Paris: Armand Magnier, 1897. Limited Deluxe edition. Hardcover. 1/160. Quarto. VII, , 110, pp. Uncut. Contemporary 3/4 red morocco over marbled paper covered boards, with gold lettering, and Art-Nouveau inlaid floral motif on spine. Top edge gilt. Ribbon marker. Marbled endpapers. Four additional blank leaves bound in. Mounted on the second additional blank leaf is a handwritten telegram from Guy de Maupassant* to his publisher Paul Ollendorff. The telegram is dated October 30, 1891, two months before the author's attempted suicide and his subsequent admission to a lunatic asylum where he ultimately died on July 6, 1893. The document reveals a very disturbed Maupassant who complains about the dreadful weather as well as severe migraines, and asks Paul Ollendorff to meet him at the library. On the third additional blank leaf is mounted a poignant handwritten letter by Laure de Maupassant**, the author's mother. The 4-page letter is addressed from Villa de Ravenelles, Nice, and dated November 1, 1893, less than four months after her son's death. Mrs. de Maupassant informs Paul Ollendorff that she still hasn't recovered from Guy's death, that she is in poor health, and that her mental health is failing as she often experiences visions of her two deceased sons (Guy and Hervé) appearing in front of her. On the fourth additional blank leaf is mounted another handwritten letter, this time by Gustave de Maupassant, the author's father. The 3-page letter is addressed from Villa Simone, Sainte Maxime s/ Mer, Var, and dated October 31st, 1893. In it, a grieving Gustave de Maupassant tells Paul Ollendorff that, in remembrance of his son Guy, he and his daughter would like to welcome him to spend a day with them at their house the next time he is in Provence. Original illustrated wrappers bound in. Also bound in, an original fully-rendered drawing in pencil, by the illustrator François Thevenot. The drawing was used for the illustration featured on page 99. Laid in, a striking original photographic portrait of Guy de Maupassant, with gold-lined beveled edges.

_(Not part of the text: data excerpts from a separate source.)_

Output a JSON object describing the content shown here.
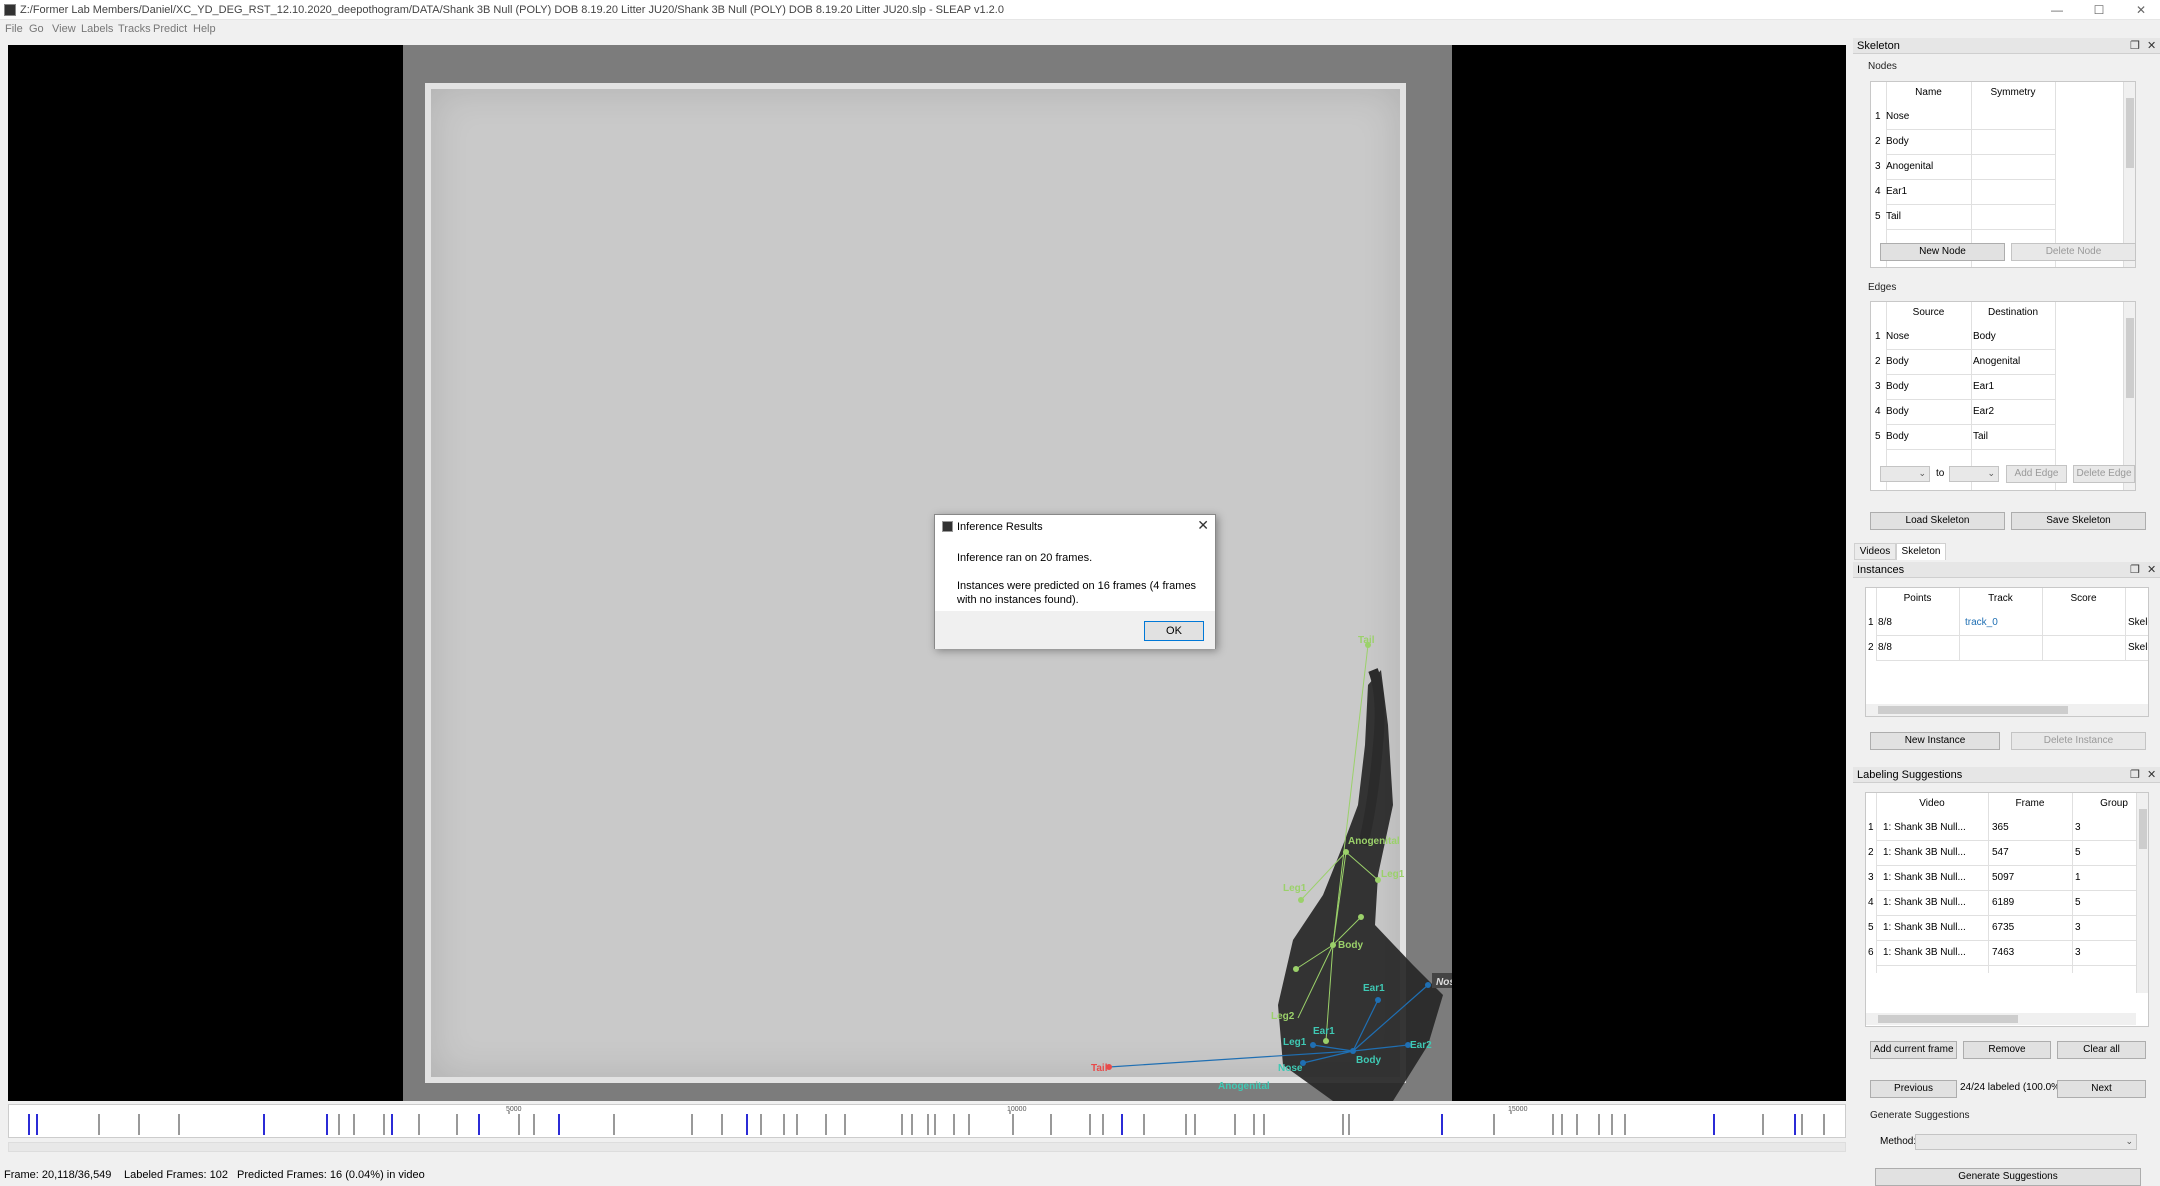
{
  "titlebar": {
    "title": "Z:/Former Lab Members/Daniel/XC_YD_DEG_RST_12.10.2020_deepothogram/DATA/Shank 3B Null (POLY) DOB 8.19.20 Litter JU20/Shank 3B Null (POLY) DOB 8.19.20 Litter JU20.slp - SLEAP v1.2.0",
    "minimize": "—",
    "maximize": "☐",
    "close": "✕"
  },
  "menu": [
    "File",
    "Go",
    "View",
    "Labels",
    "Tracks",
    "Predict",
    "Help"
  ],
  "dialog": {
    "title": "Inference Results",
    "message1": "Inference ran on 20 frames.",
    "message2": "Instances were predicted on 16 frames (4 frames with no instances found).",
    "ok": "OK"
  },
  "overlay": {
    "labels": {
      "tail_top": "Tail",
      "anogenital1": "Anogenital",
      "leg1a": "Leg1",
      "leg2a": "Leg1",
      "body1": "Body",
      "ear1a": "Ear1",
      "leg2b": "Leg2",
      "leg1b": "Leg1",
      "nose1": "Nose",
      "tail_red": "Tail",
      "anogenital2": "Anogenital",
      "body2": "Body",
      "ear2b": "Ear2",
      "ear1b": "Ear1",
      "nose2": "Nose"
    }
  },
  "timeline": {
    "ticks": [
      "5000",
      "10000",
      "15000"
    ]
  },
  "status": {
    "frame": "Frame: 20,118/36,549",
    "labeled": "Labeled Frames: 102",
    "predicted": "Predicted Frames: 16 (0.04%) in video"
  },
  "skeleton_panel": {
    "title": "Skeleton",
    "nodes_label": "Nodes",
    "nodes_headers": [
      "Name",
      "Symmetry"
    ],
    "nodes": [
      {
        "n": "1",
        "name": "Nose",
        "sym": ""
      },
      {
        "n": "2",
        "name": "Body",
        "sym": ""
      },
      {
        "n": "3",
        "name": "Anogenital",
        "sym": ""
      },
      {
        "n": "4",
        "name": "Ear1",
        "sym": ""
      },
      {
        "n": "5",
        "name": "Tail",
        "sym": ""
      }
    ],
    "new_node": "New Node",
    "delete_node": "Delete Node",
    "edges_label": "Edges",
    "edges_headers": [
      "Source",
      "Destination"
    ],
    "edges": [
      {
        "n": "1",
        "src": "Nose",
        "dst": "Body"
      },
      {
        "n": "2",
        "src": "Body",
        "dst": "Anogenital"
      },
      {
        "n": "3",
        "src": "Body",
        "dst": "Ear1"
      },
      {
        "n": "4",
        "src": "Body",
        "dst": "Ear2"
      },
      {
        "n": "5",
        "src": "Body",
        "dst": "Tail"
      }
    ],
    "to_label": "to",
    "add_edge": "Add Edge",
    "delete_edge": "Delete Edge",
    "load_skeleton": "Load Skeleton",
    "save_skeleton": "Save Skeleton",
    "tabs": [
      "Videos",
      "Skeleton"
    ]
  },
  "instances_panel": {
    "title": "Instances",
    "headers": [
      "Points",
      "Track",
      "Score",
      "Skel"
    ],
    "rows": [
      {
        "n": "1",
        "points": "8/8",
        "track": "track_0",
        "score": "",
        "skel": "Skele"
      },
      {
        "n": "2",
        "points": "8/8",
        "track": "",
        "score": "",
        "skel": "Skele"
      }
    ],
    "new_instance": "New Instance",
    "delete_instance": "Delete Instance"
  },
  "suggestions_panel": {
    "title": "Labeling Suggestions",
    "headers": [
      "Video",
      "Frame",
      "Group"
    ],
    "rows": [
      {
        "n": "1",
        "video": "1: Shank 3B Null...",
        "frame": "365",
        "group": "3"
      },
      {
        "n": "2",
        "video": "1: Shank 3B Null...",
        "frame": "547",
        "group": "5"
      },
      {
        "n": "3",
        "video": "1: Shank 3B Null...",
        "frame": "5097",
        "group": "1"
      },
      {
        "n": "4",
        "video": "1: Shank 3B Null...",
        "frame": "6189",
        "group": "5"
      },
      {
        "n": "5",
        "video": "1: Shank 3B Null...",
        "frame": "6735",
        "group": "3"
      },
      {
        "n": "6",
        "video": "1: Shank 3B Null...",
        "frame": "7463",
        "group": "3"
      }
    ],
    "add_current": "Add current frame",
    "remove": "Remove",
    "clear_all": "Clear all",
    "previous": "Previous",
    "labeled_status": "24/24 labeled (100.0%)",
    "next": "Next",
    "generate_label": "Generate Suggestions",
    "method_label": "Method:",
    "generate_button": "Generate Suggestions"
  },
  "colors": {
    "predicted": "#9bd16a",
    "user_label": "#3fc9b4",
    "edge_blue": "#1f6fb3",
    "missing": "#e84a4a",
    "timeline_mark": "#2b2bd6"
  }
}
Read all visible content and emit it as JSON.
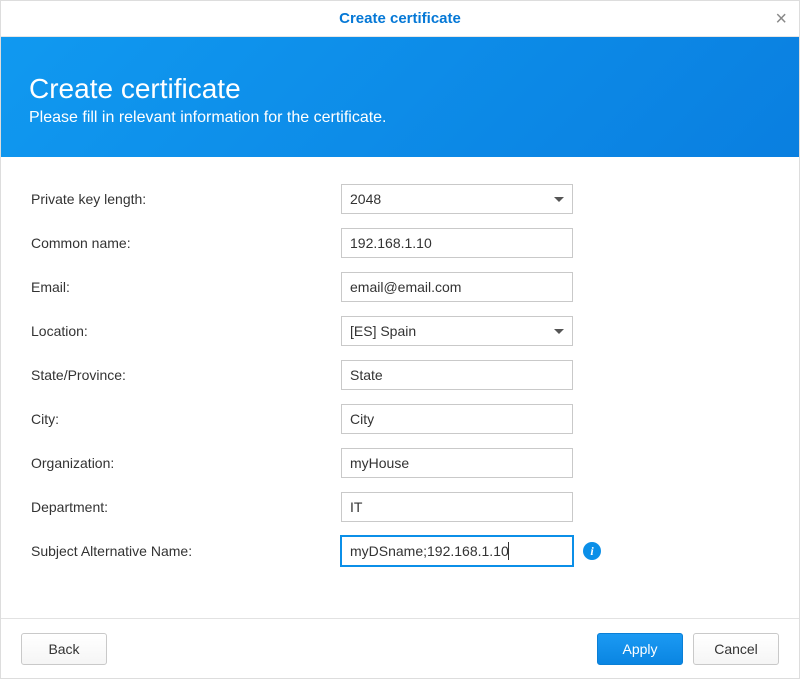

First published on 15/16 April 1880***, "Boule de Suif" (translated variously as "Dumpling", "Butterball", "Ball of Fat", or "Ball of Lard") is Guy de Maupassant's most famous short story and is the title story for his collection on the Franco-Prussian War, titled "Boule de Suif et Autres Contes de la Guerre" ("Dumpling and Other Stories of the War"). François Thevenot's striking b/w illustrations accompany splendidly this masterpiece of French literature. One of 160 copies on Vélin de cuve paper, with a suite of all the illustrations in b/w. No. 270, of a total edition of 300 copies. The splendid binding is slightly rubbed on corners and at head of spine. Text in French. Original cabinet photograph slightly age-toned and partly foxed. Lower margin trimmed, thus preventing from reading the name of the photograph's agency. Binding in overall very good, original letters, and interior in near fine to fine condition. Photograph in good to very good condition. vg. Item #39455
* Henri René Albert Guy de Maupassant (1850-1893) was a popular French writer, considered one of the fathers of the modern short story and one of the form's finest exponents. Maupassant was a protégé of Flaubert and his stories are characterized by economy of style and efficient, effortless dénouements (outcomes). Many are set during the Franco-Prussian War of the 1870s, describing the futility of war and the innocent civilians who, caught up in events beyond their control, are permanently changed by their experiences. He wrote some 300 short stories, six novels, three travel books, and one volume of verse. His first published story, "Boule de Suif" ("Ball of Fat", 1880), is often considered his masterpiece.
** Laure de Maupassant (1821-1903) was an independent-minded woman, who risked social disgrace to obtain a legal separation from her husband, Gustave de Maupassant. After the separation (1861), Laure Le Poittevin kept her two sons. With the father’s absence, Maupassant’s mother became the most influential figure in the young boy's life. She was an exceptionally well read woman and was very fond of classical literature, particularly Shakespeare. Until the age of thirteen, Guy happily lived with his mother, at Étretat, in the Villa des Verguies, where, between the sea and the luxuriant countryside, he grew very fond of fishing and outdoor activities. At age thirteen, his mother sent Guy to the Institution Ecclesiastique at Yvetot. From his early education he retained a marked hostility to religion, and to judge from verses composed around this time he deplored the ecclesiastical atmosphere, its ritual and discipline. Finding the place to be unbearable, he finally got himself expelled in his next-to-last year. When he was expelled, he was sent at once to the Lycée Imperial in Rouen as an external student, 'boarding' in the Pension Leroy Petit (see Marlo Johnston's "Guy de Maupassant")
*** In "Les Soirées de Médan," a collection of Naturalist short stories dealing with the Franco-Prussian war (1870/1871).